Y sin embargo, cinco vocales del CGPJ lo han propuesto. ¿Con qué finalidad? ¿Para asegurar la pureza del proceso de nombramiento? La insostenibilidad de la pretensión hace pensar que se persiguen otras cosas, como por ejemplo rebajar el quorum exigido para nombrar a los dos magistrados del TC que corresponde designar al CGPJ, alcanzando los diez vocales “conservadores” la mayoría necesaria de 3/5 (10 sobre 16) que no podrían alcanzar de otro modo (10 sobre 17 no llega a 3/5). Es decir, tener mayoría suficiente para nombrarlos sin tener que consensuar con el resto de vocales. ¿Se imaginan a los vocales haciendo cuentas con la calculadora del móvil para calcular los 3/5 de 16 y los 3/5 de 17, y concluir que “hay que recusar a alguien”? Manos a la obra. Ya que no tenemos el poder legislativo, vamos a cambiar el quorum necesario por el truco de la recusación en el órgano en el que tenemos una vieja mayoría.

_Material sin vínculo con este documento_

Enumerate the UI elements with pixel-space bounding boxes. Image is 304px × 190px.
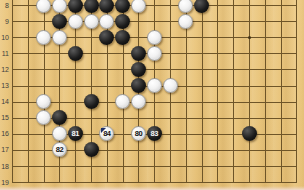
grid-line-vertical [265,0,266,183]
black-stone[interactable] [84,0,99,13]
row-label-16: 16 [0,129,9,138]
row-label-9: 9 [0,17,9,26]
white-stone[interactable] [52,0,67,13]
grid-line-vertical [249,0,250,183]
white-stone[interactable] [131,94,146,109]
row-label-13: 13 [0,81,9,90]
black-stone[interactable] [131,78,146,93]
row-label-8: 8 [0,1,9,10]
row-label-10: 10 [0,33,9,42]
white-stone[interactable] [99,14,114,29]
white-stone[interactable] [163,78,178,93]
move-number: 80 [135,129,142,138]
black-stone[interactable] [84,142,99,157]
black-stone[interactable] [242,126,257,141]
black-stone[interactable] [115,30,130,45]
white-stone[interactable] [147,30,162,45]
grid-line-horizontal [12,182,297,183]
black-stone[interactable] [99,0,114,13]
white-stone[interactable] [36,30,51,45]
move-number: 82 [56,145,63,154]
white-stone[interactable] [84,14,99,29]
white-stone[interactable] [178,0,193,13]
row-label-11: 11 [0,49,9,58]
white-stone[interactable] [52,30,67,45]
row-label-18: 18 [0,162,9,171]
move-83-black-stone[interactable]: 83 [147,126,162,141]
white-stone[interactable] [147,78,162,93]
board-bottom-edge [0,186,304,190]
move-81-black-stone[interactable]: 81 [68,126,83,141]
white-stone[interactable] [52,126,67,141]
grid-line-vertical [281,0,282,183]
move-84-white-stone[interactable]: 84 [99,126,114,141]
move-82-white-stone[interactable]: 82 [52,142,67,157]
white-stone[interactable] [147,46,162,61]
row-label-14: 14 [0,97,9,106]
white-stone[interactable] [36,94,51,109]
last-move-marker-icon [101,128,106,133]
black-stone[interactable] [99,30,114,45]
grid-line-vertical [28,0,29,183]
white-stone[interactable] [115,94,130,109]
white-stone[interactable] [68,14,83,29]
black-stone[interactable] [68,46,83,61]
grid-line-vertical [44,0,45,183]
move-80-white-stone[interactable]: 80 [131,126,146,141]
white-stone[interactable] [36,110,51,125]
move-number: 81 [72,129,79,138]
black-stone[interactable] [52,110,67,125]
black-stone[interactable] [84,94,99,109]
black-stone[interactable] [52,14,67,29]
grid-line-vertical [233,0,234,183]
go-board[interactable]: 8910111213141516171819 8184808382 [0,0,304,190]
grid-line-horizontal [12,166,297,167]
white-stone[interactable] [36,0,51,13]
white-stone[interactable] [178,14,193,29]
black-stone[interactable] [131,46,146,61]
row-label-15: 15 [0,113,9,122]
white-stone[interactable] [131,0,146,13]
black-stone[interactable] [131,62,146,77]
black-stone[interactable] [194,0,209,13]
star-point [248,36,251,39]
row-label-17: 17 [0,145,9,154]
row-label-12: 12 [0,65,9,74]
black-stone[interactable] [68,0,83,13]
grid-line-vertical [296,0,297,183]
black-stone[interactable] [115,14,130,29]
move-number: 83 [151,129,158,138]
grid-line-vertical [217,0,218,183]
grid-line-horizontal [12,69,297,70]
black-stone[interactable] [115,0,130,13]
grid-line-vertical [12,0,13,183]
grid-line-vertical [202,0,203,183]
grid-line-horizontal [12,102,297,103]
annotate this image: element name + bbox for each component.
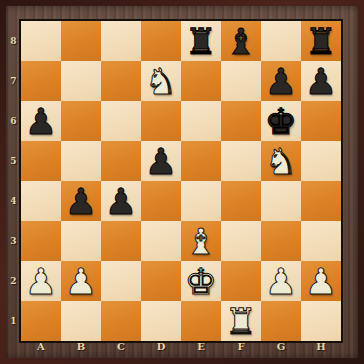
square-b2[interactable]: ♟ (61, 261, 101, 301)
file-label-h: H (301, 341, 341, 358)
square-f5[interactable] (221, 141, 261, 181)
square-a3[interactable] (21, 221, 61, 261)
square-e2[interactable]: ♚ (181, 261, 221, 301)
square-a6[interactable]: ♟ (21, 101, 61, 141)
black-pawn: ♟ (261, 62, 301, 102)
black-pawn: ♟ (301, 62, 341, 102)
white-pawn: ♟ (301, 262, 341, 302)
square-f1[interactable]: ♜ (221, 301, 261, 341)
square-b8[interactable] (61, 21, 101, 61)
square-d3[interactable] (141, 221, 181, 261)
square-c1[interactable] (101, 301, 141, 341)
file-label-f: F (221, 341, 261, 358)
rank-label-5: 5 (6, 141, 21, 181)
square-h1[interactable] (301, 301, 341, 341)
square-h5[interactable] (301, 141, 341, 181)
square-f3[interactable] (221, 221, 261, 261)
square-h8[interactable]: ♜ (301, 21, 341, 61)
black-pawn: ♟ (61, 182, 101, 222)
black-pawn: ♟ (141, 142, 181, 182)
white-pawn: ♟ (21, 262, 61, 302)
square-a4[interactable] (21, 181, 61, 221)
black-pawn: ♟ (21, 102, 61, 142)
white-king: ♚ (181, 262, 221, 302)
square-a5[interactable] (21, 141, 61, 181)
rank-label-4: 4 (6, 181, 21, 221)
square-g3[interactable] (261, 221, 301, 261)
square-b4[interactable]: ♟ (61, 181, 101, 221)
square-c6[interactable] (101, 101, 141, 141)
square-a8[interactable] (21, 21, 61, 61)
black-king: ♚ (261, 102, 301, 142)
white-bishop: ♝ (181, 222, 221, 262)
square-c8[interactable] (101, 21, 141, 61)
square-e5[interactable] (181, 141, 221, 181)
square-b6[interactable] (61, 101, 101, 141)
square-f6[interactable] (221, 101, 261, 141)
black-rook: ♜ (301, 22, 341, 62)
square-e4[interactable] (181, 181, 221, 221)
square-a2[interactable]: ♟ (21, 261, 61, 301)
square-c3[interactable] (101, 221, 141, 261)
square-c2[interactable] (101, 261, 141, 301)
square-g5[interactable]: ♞ (261, 141, 301, 181)
square-g7[interactable]: ♟ (261, 61, 301, 101)
rank-label-1: 1 (6, 301, 21, 341)
file-labels: A B C D E F G H (21, 341, 341, 358)
black-pawn: ♟ (101, 182, 141, 222)
rank-labels: 8 7 6 5 4 3 2 1 (6, 21, 21, 341)
rank-label-7: 7 (6, 61, 21, 101)
square-b3[interactable] (61, 221, 101, 261)
square-c5[interactable] (101, 141, 141, 181)
chess-board: ♜♝♜♞♟♟♟♚♟♞♟♟♝♟♟♚♟♟♜ (21, 21, 341, 341)
square-h7[interactable]: ♟ (301, 61, 341, 101)
square-g8[interactable] (261, 21, 301, 61)
white-knight: ♞ (261, 142, 301, 182)
square-e3[interactable]: ♝ (181, 221, 221, 261)
rank-label-6: 6 (6, 101, 21, 141)
square-c4[interactable]: ♟ (101, 181, 141, 221)
square-h6[interactable] (301, 101, 341, 141)
square-c7[interactable] (101, 61, 141, 101)
file-label-c: C (101, 341, 141, 358)
square-g1[interactable] (261, 301, 301, 341)
square-d6[interactable] (141, 101, 181, 141)
square-f7[interactable] (221, 61, 261, 101)
square-e7[interactable] (181, 61, 221, 101)
square-d8[interactable] (141, 21, 181, 61)
square-f4[interactable] (221, 181, 261, 221)
square-e6[interactable] (181, 101, 221, 141)
rank-label-8: 8 (6, 21, 21, 61)
square-b1[interactable] (61, 301, 101, 341)
file-label-e: E (181, 341, 221, 358)
square-d1[interactable] (141, 301, 181, 341)
file-label-g: G (261, 341, 301, 358)
black-rook: ♜ (181, 22, 221, 62)
square-d7[interactable]: ♞ (141, 61, 181, 101)
square-d4[interactable] (141, 181, 181, 221)
file-label-b: B (61, 341, 101, 358)
square-b5[interactable] (61, 141, 101, 181)
square-a7[interactable] (21, 61, 61, 101)
square-f2[interactable] (221, 261, 261, 301)
black-bishop: ♝ (221, 22, 261, 62)
white-knight: ♞ (141, 62, 181, 102)
square-h2[interactable]: ♟ (301, 261, 341, 301)
file-label-d: D (141, 341, 181, 358)
square-g2[interactable]: ♟ (261, 261, 301, 301)
board-frame: 8 7 6 5 4 3 2 1 ♜♝♜♞♟♟♟♚♟♞♟♟♝♟♟♚♟♟♜ A B … (0, 0, 364, 364)
square-a1[interactable] (21, 301, 61, 341)
square-h4[interactable] (301, 181, 341, 221)
white-pawn: ♟ (61, 262, 101, 302)
square-e1[interactable] (181, 301, 221, 341)
square-g4[interactable] (261, 181, 301, 221)
square-f8[interactable]: ♝ (221, 21, 261, 61)
square-d2[interactable] (141, 261, 181, 301)
rank-label-2: 2 (6, 261, 21, 301)
square-b7[interactable] (61, 61, 101, 101)
square-g6[interactable]: ♚ (261, 101, 301, 141)
square-d5[interactable]: ♟ (141, 141, 181, 181)
white-rook: ♜ (221, 302, 261, 342)
rank-label-3: 3 (6, 221, 21, 261)
square-e8[interactable]: ♜ (181, 21, 221, 61)
file-label-a: A (21, 341, 61, 358)
white-pawn: ♟ (261, 262, 301, 302)
square-h3[interactable] (301, 221, 341, 261)
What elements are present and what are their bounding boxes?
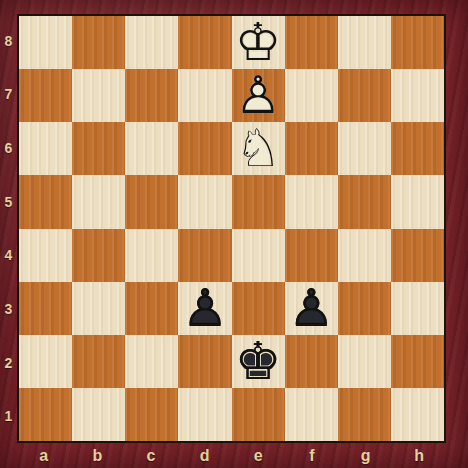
square-f3[interactable]: ♟♙ (285, 282, 338, 335)
square-a7[interactable] (19, 69, 72, 122)
square-h3[interactable] (391, 282, 444, 335)
square-c2[interactable] (125, 335, 178, 388)
square-g5[interactable] (338, 175, 391, 228)
square-f6[interactable] (285, 122, 338, 175)
square-e8[interactable]: ♚♔ (232, 16, 285, 69)
piece-white-pawn-e7[interactable]: ♟♙ (232, 69, 285, 122)
file-label-f: f (285, 443, 339, 468)
square-g1[interactable] (338, 388, 391, 441)
square-b6[interactable] (72, 122, 125, 175)
rank-label-7: 7 (0, 68, 17, 122)
square-c7[interactable] (125, 69, 178, 122)
square-h4[interactable] (391, 229, 444, 282)
square-b8[interactable] (72, 16, 125, 69)
square-g8[interactable] (338, 16, 391, 69)
square-a8[interactable] (19, 16, 72, 69)
rank-label-5: 5 (0, 175, 17, 229)
square-d1[interactable] (178, 388, 231, 441)
file-label-a: a (17, 443, 71, 468)
square-c6[interactable] (125, 122, 178, 175)
square-e4[interactable] (232, 229, 285, 282)
square-h7[interactable] (391, 69, 444, 122)
black-pawn-outline-glyph: ♙ (285, 282, 338, 335)
square-g6[interactable] (338, 122, 391, 175)
piece-black-pawn-f3[interactable]: ♟♙ (285, 282, 338, 335)
square-e5[interactable] (232, 175, 285, 228)
square-f4[interactable] (285, 229, 338, 282)
square-d3[interactable]: ♟♙ (178, 282, 231, 335)
white-pawn-outline-glyph: ♙ (232, 69, 285, 122)
piece-white-knight-e6[interactable]: ♞♘ (232, 122, 285, 175)
square-g2[interactable] (338, 335, 391, 388)
black-pawn-outline-glyph: ♙ (178, 282, 231, 335)
piece-black-king-e2[interactable]: ♚♔ (232, 335, 285, 388)
square-f2[interactable] (285, 335, 338, 388)
white-knight-outline-glyph: ♘ (232, 122, 285, 175)
square-e7[interactable]: ♟♙ (232, 69, 285, 122)
square-h8[interactable] (391, 16, 444, 69)
square-b4[interactable] (72, 229, 125, 282)
square-f8[interactable] (285, 16, 338, 69)
file-label-e: e (232, 443, 286, 468)
file-label-d: d (178, 443, 232, 468)
chessboard-frame: ♚♔♟♙♞♘♟♙♟♙♚♔ 87654321 abcdefgh (0, 0, 468, 468)
square-e1[interactable] (232, 388, 285, 441)
file-label-c: c (124, 443, 178, 468)
square-h6[interactable] (391, 122, 444, 175)
square-b7[interactable] (72, 69, 125, 122)
square-c8[interactable] (125, 16, 178, 69)
rank-label-3: 3 (0, 282, 17, 336)
square-d8[interactable] (178, 16, 231, 69)
file-label-b: b (71, 443, 125, 468)
square-f7[interactable] (285, 69, 338, 122)
black-king-outline-glyph: ♔ (232, 335, 285, 388)
file-label-g: g (339, 443, 393, 468)
square-e3[interactable] (232, 282, 285, 335)
square-d5[interactable] (178, 175, 231, 228)
square-g3[interactable] (338, 282, 391, 335)
square-d4[interactable] (178, 229, 231, 282)
white-king-outline-glyph: ♔ (232, 16, 285, 69)
square-a1[interactable] (19, 388, 72, 441)
square-b5[interactable] (72, 175, 125, 228)
rank-label-6: 6 (0, 121, 17, 175)
square-d6[interactable] (178, 122, 231, 175)
square-c4[interactable] (125, 229, 178, 282)
square-b3[interactable] (72, 282, 125, 335)
square-a5[interactable] (19, 175, 72, 228)
square-b2[interactable] (72, 335, 125, 388)
square-h5[interactable] (391, 175, 444, 228)
rank-labels: 87654321 (0, 14, 17, 443)
rank-label-8: 8 (0, 14, 17, 68)
square-f1[interactable] (285, 388, 338, 441)
square-e2[interactable]: ♚♔ (232, 335, 285, 388)
square-a6[interactable] (19, 122, 72, 175)
rank-label-2: 2 (0, 336, 17, 390)
square-f5[interactable] (285, 175, 338, 228)
file-labels: abcdefgh (17, 443, 446, 468)
chessboard: ♚♔♟♙♞♘♟♙♟♙♚♔ (17, 14, 446, 443)
rank-label-1: 1 (0, 389, 17, 443)
square-a2[interactable] (19, 335, 72, 388)
square-h2[interactable] (391, 335, 444, 388)
rank-label-4: 4 (0, 229, 17, 283)
square-d7[interactable] (178, 69, 231, 122)
square-h1[interactable] (391, 388, 444, 441)
square-g7[interactable] (338, 69, 391, 122)
square-c5[interactable] (125, 175, 178, 228)
square-e6[interactable]: ♞♘ (232, 122, 285, 175)
square-a3[interactable] (19, 282, 72, 335)
square-c1[interactable] (125, 388, 178, 441)
square-c3[interactable] (125, 282, 178, 335)
file-label-h: h (392, 443, 446, 468)
piece-black-pawn-d3[interactable]: ♟♙ (178, 282, 231, 335)
piece-white-king-e8[interactable]: ♚♔ (232, 16, 285, 69)
square-a4[interactable] (19, 229, 72, 282)
square-g4[interactable] (338, 229, 391, 282)
square-b1[interactable] (72, 388, 125, 441)
square-d2[interactable] (178, 335, 231, 388)
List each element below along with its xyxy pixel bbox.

Creo que es un ejemplo de lawfare en el sentido en que lo he definido. Pero por fortuna en grado de tentativa. Porque algo muy destacable ocurrió que no debe pasar desapercibido por ser un resquicio de esperanza de que el Derecho sí sirve de algo. En efecto, otros cinco vocales conservadores, cuyos nombres merecen ser mencionados (Nuria Díaz Abad, Juan Martínez Moya, Juan Manuel Fernández, Wenceslao Olea y Vicente Guilarte), no estuvieron dispuestos a apoyar la propuesta de sus compañeros que les producía sonrojo, es decir, que les resultaba jurídicamente insoportable. Gracias a estos cinco vocales se evitó una resolución que habría puesto al Derecho a los pies de un objetivo político. El sonrojo evitó el lawfare y salvó, en esta ocasión, al Estado de Derecho. Si los 10 vocales conservadores hubiesen impuesto la abstención de Clara Martínez, la conclusión sería que el Derecho no sirve para nada cuando, quien puede, quiere con determinación algo indefendible jurídicamente.
Ojalá más juristas incapaces de superar el sonrojo. Ojalá el sonrojo sea muchas veces capaz de poner límite a la insolencia política “sin complejos”, vestida de harapos jurídicos. Porque esa es la última línea de defensa del Estado de Derecho: el sonrojo.